Resolution#

Initial thoughts#

From the previous task, it is clear that the main target of the tournament is selecting which is the MVP. Also, players are allowed to participate in different teams and different matches in fact, meaning that teams and matches are not good elections for unique identifiers. Players must be the unique identifiers of the software code implemented.

Since the language of choice is Python, and there is no need to implement databases (i.e. simple processing script) the most ideal solution might be the usage of a dictionary in which the keys are the player’s nicknames (i.e. unique identifiers).

However, another important aspect to was its extensibility and reusability. The easy integration of new disciplines is an important design point in the library’s architecture.

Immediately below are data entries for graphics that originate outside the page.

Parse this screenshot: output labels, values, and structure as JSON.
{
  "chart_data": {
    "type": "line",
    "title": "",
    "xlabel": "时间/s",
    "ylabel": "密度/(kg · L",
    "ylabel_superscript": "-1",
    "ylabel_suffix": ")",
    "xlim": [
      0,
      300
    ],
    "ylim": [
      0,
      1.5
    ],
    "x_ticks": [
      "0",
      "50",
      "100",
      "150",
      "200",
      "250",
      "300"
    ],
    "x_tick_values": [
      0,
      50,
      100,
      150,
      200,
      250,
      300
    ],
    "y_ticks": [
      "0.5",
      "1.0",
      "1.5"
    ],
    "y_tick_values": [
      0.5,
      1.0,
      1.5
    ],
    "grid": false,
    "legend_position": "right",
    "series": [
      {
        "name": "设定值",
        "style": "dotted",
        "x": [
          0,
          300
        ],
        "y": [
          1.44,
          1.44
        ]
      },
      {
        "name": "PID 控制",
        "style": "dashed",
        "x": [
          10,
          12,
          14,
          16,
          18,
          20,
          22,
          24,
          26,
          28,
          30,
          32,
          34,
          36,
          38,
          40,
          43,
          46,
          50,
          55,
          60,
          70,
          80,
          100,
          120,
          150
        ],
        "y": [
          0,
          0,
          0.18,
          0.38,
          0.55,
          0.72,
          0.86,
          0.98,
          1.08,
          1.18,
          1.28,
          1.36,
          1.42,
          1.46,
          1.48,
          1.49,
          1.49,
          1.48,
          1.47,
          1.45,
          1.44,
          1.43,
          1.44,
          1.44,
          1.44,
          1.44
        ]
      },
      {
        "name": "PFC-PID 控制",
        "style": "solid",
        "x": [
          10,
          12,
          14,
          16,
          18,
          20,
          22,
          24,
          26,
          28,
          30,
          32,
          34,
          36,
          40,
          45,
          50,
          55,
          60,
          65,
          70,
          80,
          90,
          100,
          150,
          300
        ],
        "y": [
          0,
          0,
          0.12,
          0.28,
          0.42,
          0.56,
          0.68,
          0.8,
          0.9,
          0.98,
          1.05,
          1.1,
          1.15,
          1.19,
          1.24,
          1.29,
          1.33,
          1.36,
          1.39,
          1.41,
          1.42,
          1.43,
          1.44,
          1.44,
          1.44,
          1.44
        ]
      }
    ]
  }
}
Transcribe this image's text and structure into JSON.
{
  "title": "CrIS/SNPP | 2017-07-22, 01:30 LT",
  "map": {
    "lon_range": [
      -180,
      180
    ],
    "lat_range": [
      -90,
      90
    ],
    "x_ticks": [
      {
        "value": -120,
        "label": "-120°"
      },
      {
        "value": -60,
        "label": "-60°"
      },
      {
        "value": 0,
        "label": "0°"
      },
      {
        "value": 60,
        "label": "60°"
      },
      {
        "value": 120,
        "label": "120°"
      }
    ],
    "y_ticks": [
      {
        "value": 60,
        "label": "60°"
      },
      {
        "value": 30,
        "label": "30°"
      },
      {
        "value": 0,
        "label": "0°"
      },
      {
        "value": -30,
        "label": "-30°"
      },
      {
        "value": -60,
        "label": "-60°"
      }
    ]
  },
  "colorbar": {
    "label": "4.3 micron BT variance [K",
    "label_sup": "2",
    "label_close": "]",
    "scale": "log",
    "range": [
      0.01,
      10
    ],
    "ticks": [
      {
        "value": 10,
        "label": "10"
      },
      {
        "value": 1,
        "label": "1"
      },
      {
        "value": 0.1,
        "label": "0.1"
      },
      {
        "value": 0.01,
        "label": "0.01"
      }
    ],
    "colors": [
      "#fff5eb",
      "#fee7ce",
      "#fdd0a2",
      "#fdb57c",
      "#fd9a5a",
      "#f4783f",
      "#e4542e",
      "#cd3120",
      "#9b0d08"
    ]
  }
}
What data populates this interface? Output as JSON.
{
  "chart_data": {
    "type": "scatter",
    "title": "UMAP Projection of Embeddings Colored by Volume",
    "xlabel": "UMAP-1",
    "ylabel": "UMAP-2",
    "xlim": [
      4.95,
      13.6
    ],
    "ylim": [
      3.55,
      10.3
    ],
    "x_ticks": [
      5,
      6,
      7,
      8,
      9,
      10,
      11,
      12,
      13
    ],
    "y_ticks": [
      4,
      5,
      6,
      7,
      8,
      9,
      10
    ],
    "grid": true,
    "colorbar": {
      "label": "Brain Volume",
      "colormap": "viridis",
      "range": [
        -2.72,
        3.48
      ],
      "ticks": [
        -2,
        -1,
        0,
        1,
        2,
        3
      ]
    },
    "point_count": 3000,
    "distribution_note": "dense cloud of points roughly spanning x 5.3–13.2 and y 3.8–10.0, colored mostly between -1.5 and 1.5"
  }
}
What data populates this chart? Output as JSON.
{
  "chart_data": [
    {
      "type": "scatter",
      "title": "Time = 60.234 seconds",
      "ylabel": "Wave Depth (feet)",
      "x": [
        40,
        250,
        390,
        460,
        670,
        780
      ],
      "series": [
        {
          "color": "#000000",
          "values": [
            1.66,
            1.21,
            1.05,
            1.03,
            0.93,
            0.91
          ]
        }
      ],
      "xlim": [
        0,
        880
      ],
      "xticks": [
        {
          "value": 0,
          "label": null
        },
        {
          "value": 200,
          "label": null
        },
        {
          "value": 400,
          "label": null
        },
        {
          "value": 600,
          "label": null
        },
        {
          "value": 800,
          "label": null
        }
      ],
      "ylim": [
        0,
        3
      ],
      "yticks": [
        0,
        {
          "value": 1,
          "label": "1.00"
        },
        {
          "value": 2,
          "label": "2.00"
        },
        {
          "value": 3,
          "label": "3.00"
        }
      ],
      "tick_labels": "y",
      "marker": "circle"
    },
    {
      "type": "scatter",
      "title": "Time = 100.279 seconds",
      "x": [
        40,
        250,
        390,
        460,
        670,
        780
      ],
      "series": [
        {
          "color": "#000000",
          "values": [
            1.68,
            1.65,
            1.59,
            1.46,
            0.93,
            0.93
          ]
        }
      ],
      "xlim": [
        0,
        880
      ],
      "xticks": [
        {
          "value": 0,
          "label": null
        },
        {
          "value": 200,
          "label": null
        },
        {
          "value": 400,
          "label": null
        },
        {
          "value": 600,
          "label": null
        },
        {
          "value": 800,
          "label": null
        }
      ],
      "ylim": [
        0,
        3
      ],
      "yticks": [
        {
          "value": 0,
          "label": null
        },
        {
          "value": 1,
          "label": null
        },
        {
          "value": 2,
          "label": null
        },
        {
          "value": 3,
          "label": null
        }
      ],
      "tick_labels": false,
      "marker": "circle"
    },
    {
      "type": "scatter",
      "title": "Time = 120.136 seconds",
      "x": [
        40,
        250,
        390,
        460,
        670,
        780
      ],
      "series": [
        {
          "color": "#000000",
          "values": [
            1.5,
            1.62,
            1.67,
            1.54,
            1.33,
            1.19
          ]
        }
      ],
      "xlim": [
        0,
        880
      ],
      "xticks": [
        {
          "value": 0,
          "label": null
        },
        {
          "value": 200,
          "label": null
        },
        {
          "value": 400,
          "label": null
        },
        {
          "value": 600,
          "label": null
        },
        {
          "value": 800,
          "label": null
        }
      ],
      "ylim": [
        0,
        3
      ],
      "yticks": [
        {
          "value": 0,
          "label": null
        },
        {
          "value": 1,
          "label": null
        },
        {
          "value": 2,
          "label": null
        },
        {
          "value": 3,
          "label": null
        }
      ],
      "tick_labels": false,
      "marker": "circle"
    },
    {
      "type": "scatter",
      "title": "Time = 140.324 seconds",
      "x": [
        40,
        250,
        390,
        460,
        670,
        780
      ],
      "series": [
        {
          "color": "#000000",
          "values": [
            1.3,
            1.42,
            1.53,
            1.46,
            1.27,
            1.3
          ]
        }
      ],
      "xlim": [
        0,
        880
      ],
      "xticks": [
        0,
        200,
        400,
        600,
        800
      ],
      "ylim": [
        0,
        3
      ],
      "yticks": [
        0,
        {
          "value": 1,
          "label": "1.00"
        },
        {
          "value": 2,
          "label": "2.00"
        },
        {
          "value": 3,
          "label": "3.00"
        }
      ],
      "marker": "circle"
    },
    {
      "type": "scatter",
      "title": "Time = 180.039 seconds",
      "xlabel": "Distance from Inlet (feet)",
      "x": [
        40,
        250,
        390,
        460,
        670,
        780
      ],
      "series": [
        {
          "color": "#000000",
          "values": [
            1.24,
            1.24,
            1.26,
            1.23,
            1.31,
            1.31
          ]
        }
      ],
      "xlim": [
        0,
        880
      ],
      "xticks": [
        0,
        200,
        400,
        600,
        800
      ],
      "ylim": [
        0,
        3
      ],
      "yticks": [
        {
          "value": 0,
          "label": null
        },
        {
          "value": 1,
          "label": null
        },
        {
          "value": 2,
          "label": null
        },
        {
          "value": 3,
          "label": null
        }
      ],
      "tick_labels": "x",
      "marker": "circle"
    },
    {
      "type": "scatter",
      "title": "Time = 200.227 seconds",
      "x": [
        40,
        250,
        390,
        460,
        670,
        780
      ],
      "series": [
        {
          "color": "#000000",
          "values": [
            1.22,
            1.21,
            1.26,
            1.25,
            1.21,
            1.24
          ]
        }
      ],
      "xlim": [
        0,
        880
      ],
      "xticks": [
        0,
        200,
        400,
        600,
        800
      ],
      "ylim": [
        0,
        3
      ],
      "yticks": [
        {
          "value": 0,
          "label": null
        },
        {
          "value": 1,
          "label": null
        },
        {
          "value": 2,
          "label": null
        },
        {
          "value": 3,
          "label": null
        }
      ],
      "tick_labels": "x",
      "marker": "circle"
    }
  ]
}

Also, since we are developing a library, one of the most important points are a proper error handling, test suite and API documentation, in order to facilitate the job to new developers that may come in and improve or extend the source code.

Architecture#

The Python package is structured as shown in the API reference section. The package is structured following the rule of “separation of concerns”, such that each module is in charge of dealing with their related contributions.

For example, all player related computations are performed in the toucan.mvp.calculator.player module, were as the details for each discipline and the retrieval of data from them is located at toucan.mvp.calculator.discipline. An additional toucan.mvp.calculator.errors module was created to provide an ad-hoc error handling, and thus creating our own Exception type.

Finally, the main module in terms of end-user purpose is the toucan.mvp.calculator.tournament module, which provides an easy interface for tournament organizers to provide the path to their data and extract the MVP without having to do many efforts.

Testing#

Following best practices, software libraries should be tested as much as possible to ensure their robustness. Though, at the moment, this library has a ~100% line coverage, it is true that the branch coverage can always be improved. However, due to the limited amount of time available for this task, this is good enough. An explanation on how to run the test suite can be found in the landing page of this documentation.

Documentation#

As important as it is to deliver software, it is equally important to deliver its documentation. An advanced developer would look first for library documentation before even trying to debug on its own why a weird error has just occurred. Documentation also is critical in terms of usability, since if the code is not documented, it will be difficult for external contributors to actually provide some value to your library.

For this reason, I decided to use standard Python tools for generating documentation, such as Sphinx. Together with the PyData Sphinx Theme and Sphinx’s autoapi plugin, generating documentation from properly documented code (with docstrings) becomes an easy task.